Économiser de la mémoire
Irit dit qu’elle ne veut pas se laisser emporter par « la soif de vengeance, de mal et de cruauté » de l’autre côté. «Je veux être une bonne personne», balbutie-t-il. Mais l’animosité dans ses propos est aussi perceptible que la dévastation du kibboutz. « La vengeance est l’un des sentiments les plus fondamentaux de l’être humain et il est bien plus naturel de vouloir se venger que d’être noble et de rechercher la paix. « Il y a des gens pleins de haine et assoiffés de vengeance », avoue-t-il. Adam Kellerun militant pacifiste israélien historique.
« Les kibboutzim sont l’un des espaces les plus progressistes de la société israélienne mais, d’un autre côté, ils ont joué un rôle très important dans la prise de terres aux Palestiniens en 1948. [el año de la Nakba, la expulsión de cientos de miles de palestinos]. Dans de nombreux cas, ils ont été construits au-dessus de villages palestiniens et leurs habitants d'origine ont été envoyés dans des camps de réfugiés », explique Keller. « Certains habitants du kibboutz sont mal à l’aise avec l’histoire de leur création, mais c’est la vérité. »
Irit n’a oublié aucun détail du 7 octobre. « Nous avons reçu les premiers secours à 18 heures. Quelqu'un m'a parlé en hébreu de l'autre côté de la porte et j'étais méfiant, mais j'ai fini par ouvrir la porte. Ce que j’ai vu alors, c’était le kibboutz en flammes, comme un champ de bataille », admet-il. Il a passé la nuit à dormir dehors et avec le reste des survivants, ils ont été évacués le lendemain. Irit reconnaît que le nouveau kibboutz qui renaîtra de ses cendres rendra hommage à ceux qui ont perdu la vie le 7 octobre.

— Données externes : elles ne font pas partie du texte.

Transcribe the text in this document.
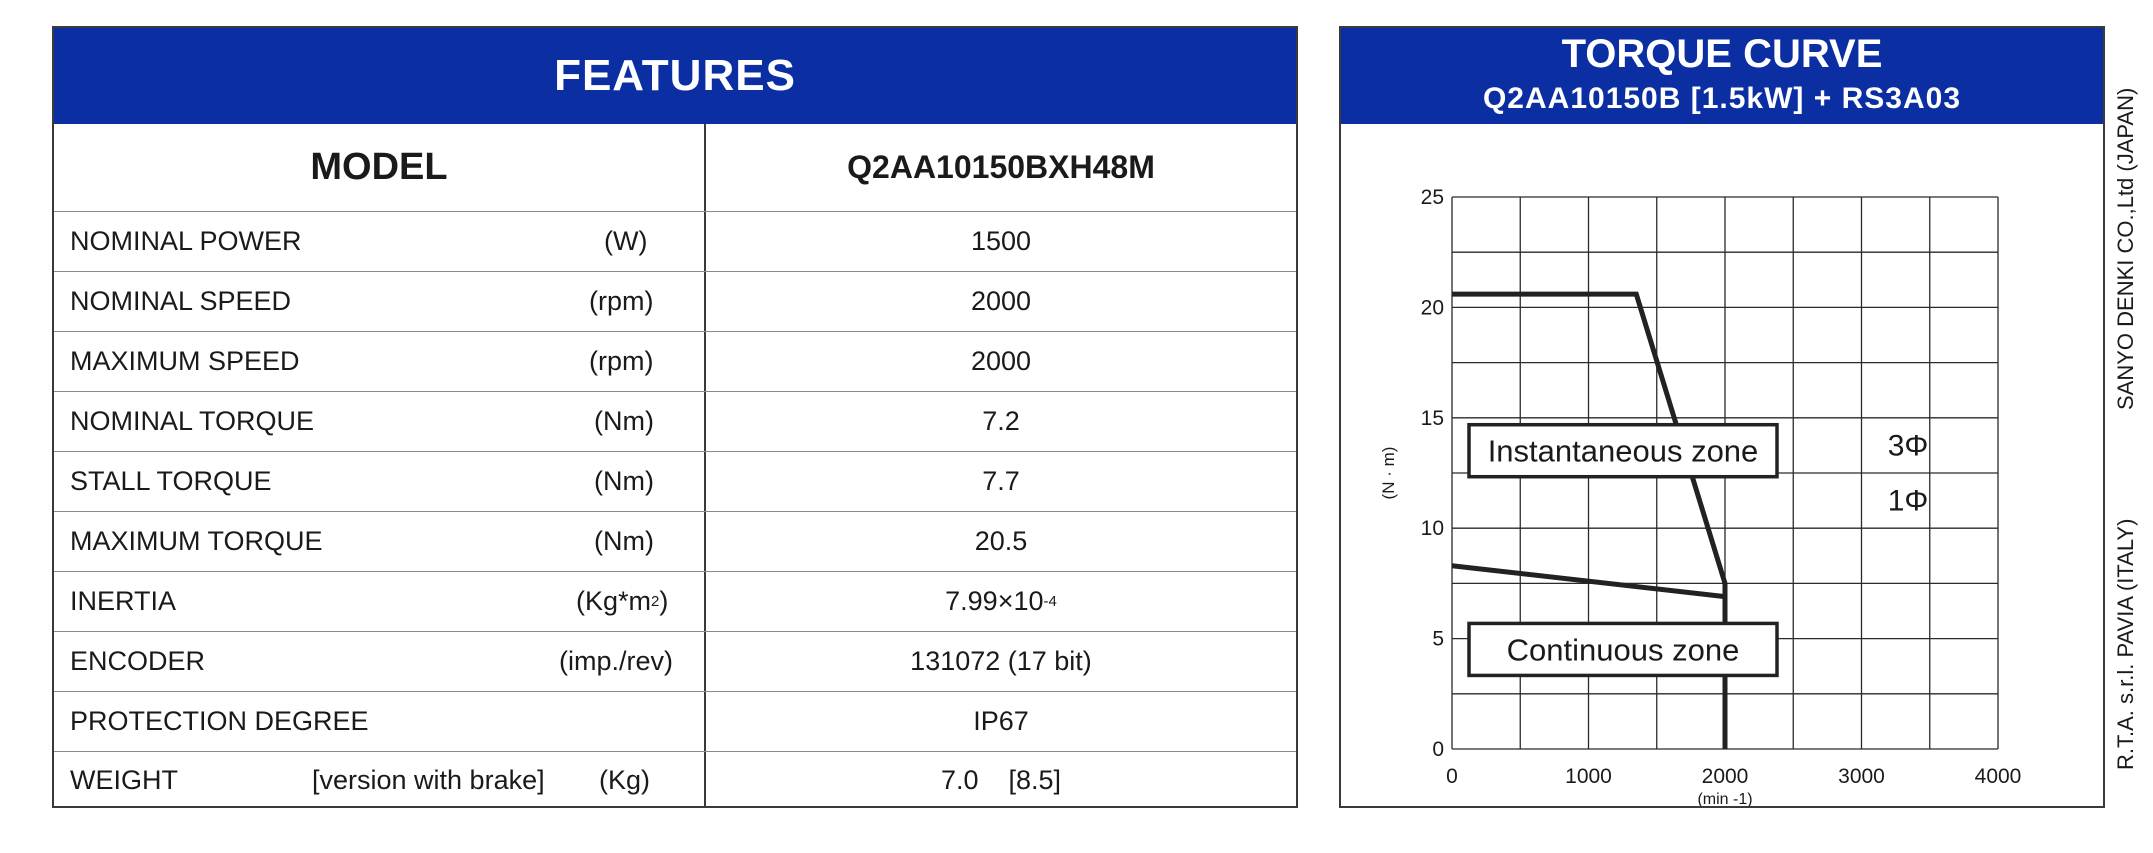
FEATURES
MODEL	Q2AA10150BXH48M
NOMINAL POWER	(W)	1500
NOMINAL SPEED	(rpm)	2000
MAXIMUM SPEED	(rpm)	2000
NOMINAL TORQUE	(Nm)	7.2
STALL TORQUE	(Nm)	7.7
MAXIMUM TORQUE	(Nm)	20.5
INERTIA	(Kg*m 2 )	7.99×10 -4
ENCODER	(imp./rev)	131072 (17 bit)
PROTECTION DEGREE	IP67
WEIGHT	[version with brake] (Kg)	7.0    [8.5]
TORQUE CURVE
Q2AA10150B [1.5kW] + RS3A03
0	1000	2000	3000	4000
0
5
10
15
20
25
(min -1)
(N · m)	Instantaneous zone
Continuous zone
3Φ
1Φ
R.T.A. s.r.l. PAVIA (ITALY)
SANYO DENKI CO.,Ltd (JAPAN)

« Nous n'avons pas encore décidé comment nous allons procéder. Nous devons également trouver un moyen de construire des salles sécurisées mieux préparées à des attaques comme celle-ci », murmure-t-il. « Ce n'est pas le Hamas, ce sont les Palestiniens qui nous ont attaqués », conclut-il. Les derniers mots d'Irit sont suspendus au toit d'une structure qui a survécu au bain de sang, située à l'entrée du kibboutz. A une extrémité, une plaque rappelle que de là son ancien propriétaire, Amitaï Ben Zviassassiné le 7 octobre, regardait les couchers de soleil avec l'horizon de Gaza.